There’s a playful, informal air to Phoebe Robinson from the get go. Someone’s forgotten to call her to the stage, so she’s announced and there’s a pause as she has to belt it up the stairs to the auditorium. She’s straight in with a joke about racial stereotypes, “now you’ll be thinking black people are always late”.

It’s not the only spontaneous moment in the show, at one point she decides, off the cuff, to Facetime her boyfriend when the audience responds derisively to his home town of Bournemouth.

The ironic race gag at the top of the show is also indicative of the casual jokes she pops in all the way as sardonic punch-lines. Did Martin Luther King check the weather before marching on Selma? Probably not, but marching for civil rights in New York in August is hot and takes prep.

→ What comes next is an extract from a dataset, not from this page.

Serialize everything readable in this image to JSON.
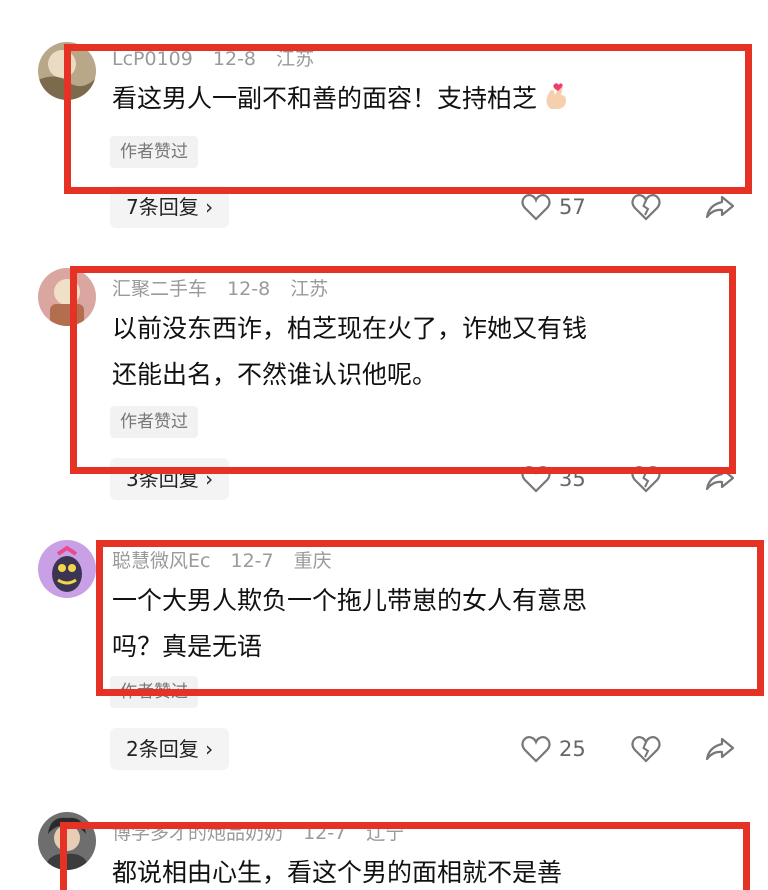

But race is not the main meat of this debut UK stand up show from star of the 2 Dope Queens podcast – which she hosts with the actor Jessica Williams. Though she begins with one of the two big events of her year—going on tour with Michelle Obama no less—the second is the more personal matter of moving in with her boyfriend. It’s that relationship that is the source of much of the material here.

Overall it’s a laid back affair in which Robinson proves a skilled comedian with nicely penned set pieces about how exhausting mounting her boyfriend is, her guts’ reaction to cheese and her boyfriend’s untidy talc habit.